Les 7 et 8 juin 2026, Lomé a servi de cadre à une rencontre stratégique dédiée à la résolution de la crise qui secoue l’est de la République démocratique du Congo (RDC). Autour de la table, les délégués des principales instances régionales impliquées dans la médiation : la Communauté de développement de l’Afrique australe (SADC), la Communauté de l’Afrique de l’Est (EAC), la Conférence internationale sur la région des Grands Lacs (CIRGL), rejoints par les envoyés de l’Union africaine (UA) et de l’Organisation des Nations unies (ONU). Le but : harmoniser les approches diplomatiques et évaluer les progrès vers un cessez-le-feu durable.

Unir les fils d’une médiation éclatée

Le choix du Togo n’est pas le fruit du hasard. Faure Gnassingbé, facilitateur désigné par l’UA pour ce dossier, tente depuis plusieurs mois de coordonner des initiatives parallèles qui se sont multipliées sans vraie convergence. Le processus de Nairobi, mené par l’EAC, et celui de Luanda, piloté sous l’égide de l’UA et longtemps porté par l’Angolais João Lourenço, ont avancé de manière désordonnée. Leur rapprochement, amorcé en 2024, n’a pas encore donné les fruits espérés sur le terrain.

Les diplomates réunis à Lomé ont admis que la coordination reste le point faible de l’effort de paix. Plusieurs voix ont appelé à simplifier les canaux de dialogue pour empêcher les parties de jouer une médiation contre l’autre. Cette fragmentation a longtemps favorisé les groupes armés, notamment le Mouvement du 23 mars (M23), dont les offensives au Nord-Kivu et au Sud-Kivu ont bouleversé la carte sécuritaire régionale.

Kinshasa, Kigali et le M23 sous pression diplomatique

Les avancées diplomatiques annoncées lors de cette rencontre restent modestes face aux enjeux. Les pourparlers directs entre Kinshasa et le M23, longtemps refusés par le gouvernement congolais, ont finalement démarré sous la pression conjuguée des médiateurs régionaux et des partenaires internationaux. En parallèle, le dialogue bilatéral entre la RDC et le Rwanda, que l’ONU et plusieurs capitales occidentales accusent de soutenir la rébellion, constitue le dossier politique le plus épineux.

Les médiateurs ont souligné que la mise en œuvre des engagements pris, notamment le retrait des forces étrangères du sol congolais et le cantonnement des milices, accuse un retard inquiétant. Le déploiement de la mission de la SADC en RDC (SAMIDRC), marqué par de lourdes pertes au début de 2025, a mis en lumière les limites des réponses militaires régionales face à un conflit aux ressorts économiques, fonciers et identitaires bien au-delà du seul registre sécuritaire.

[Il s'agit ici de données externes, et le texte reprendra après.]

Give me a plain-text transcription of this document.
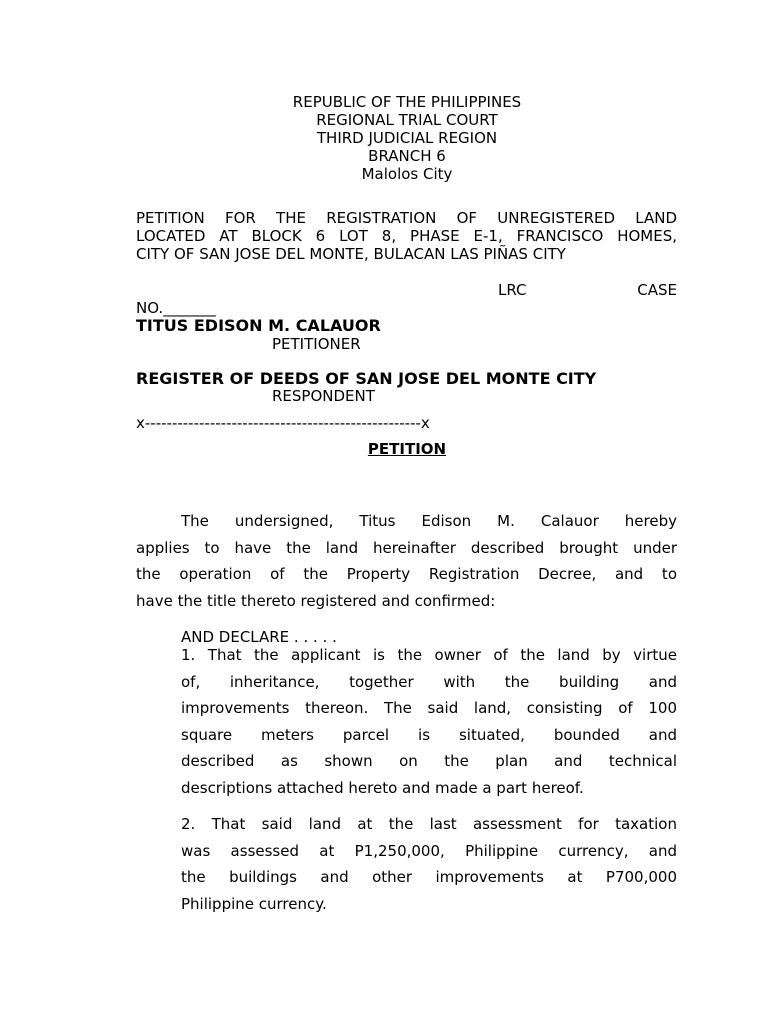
REPUBLIC OF THE PHILIPPINES
REGIONAL TRIAL COURT
THIRD JUDICIAL REGION
BRANCH 6
Malolos City
PETITION FOR THE REGISTRATION OF UNREGISTERED LAND
LOCATED AT BLOCK 6 LOT 8, PHASE E-1, FRANCISCO HOMES,
CITY OF SAN JOSE DEL MONTE, BULACAN LAS PIÑAS CITY
LRC	CASE
NO._______
TITUS EDISON M. CALAUOR
PETITIONER
REGISTER OF DEEDS OF SAN JOSE DEL MONTE CITY
RESPONDENT
x---------------------------------------------------x
PETITION
The undersigned, Titus Edison M. Calauor hereby
applies to have the land hereinafter described brought under
the operation of the Property Registration Decree, and to
have the title thereto registered and confirmed:
AND DECLARE . . . . .
1. That the applicant is the owner of the land by virtue
of, inheritance, together with the building and
improvements thereon. The said land, consisting of 100
square meters parcel is situated, bounded and
described as shown on the plan and technical
descriptions attached hereto and made a part hereof.
2. That said land at the last assessment for taxation
was assessed at P1,250,000, Philippine currency, and
the buildings and other improvements at P700,000
Philippine currency.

Les racines économiques du conflit

Au-delà du politique, les participants ont insisté sur l’urgence de tarir les circuits illicites d’exploitation des ressources minières du Kivu. Coltan, étain, or et tungstène alimentent une économie de guerre dont les ramifications remontent jusqu’aux chaînes d’approvisionnement mondiales. Plusieurs médiateurs plaident pour un système régional de traçabilité, considéré comme un préalable indispensable à toute désescalade durable.

La réunion de Lomé n’a pas donné lieu à des annonces fracassantes, mais elle a permis de réaffirmer la nécessité d’une approche intégrée. Les prochaines étapes devraient associer plus étroitement la société civile congolaise, longtemps marginalisée dans des processus dominés par les chefs d’État et les diplomaties. Les organisations du Nord-Kivu et du Sud-Kivu, ainsi que les autorités coutumières, sont désormais reconnues comme des acteurs clés pour ancrer un éventuel accord dans les réalités locales.

Reste que les médiateurs ont quitté la capitale togolaise sans calendrier précis pour la signature d’un accord global. Les prochaines semaines diront si la dynamique diplomatique lancée à Lomé parviendra à infléchir le cours d’un conflit qui, depuis plus de trente ans, défie toutes les architectures de paix mises en place dans la région des Grands Lacs.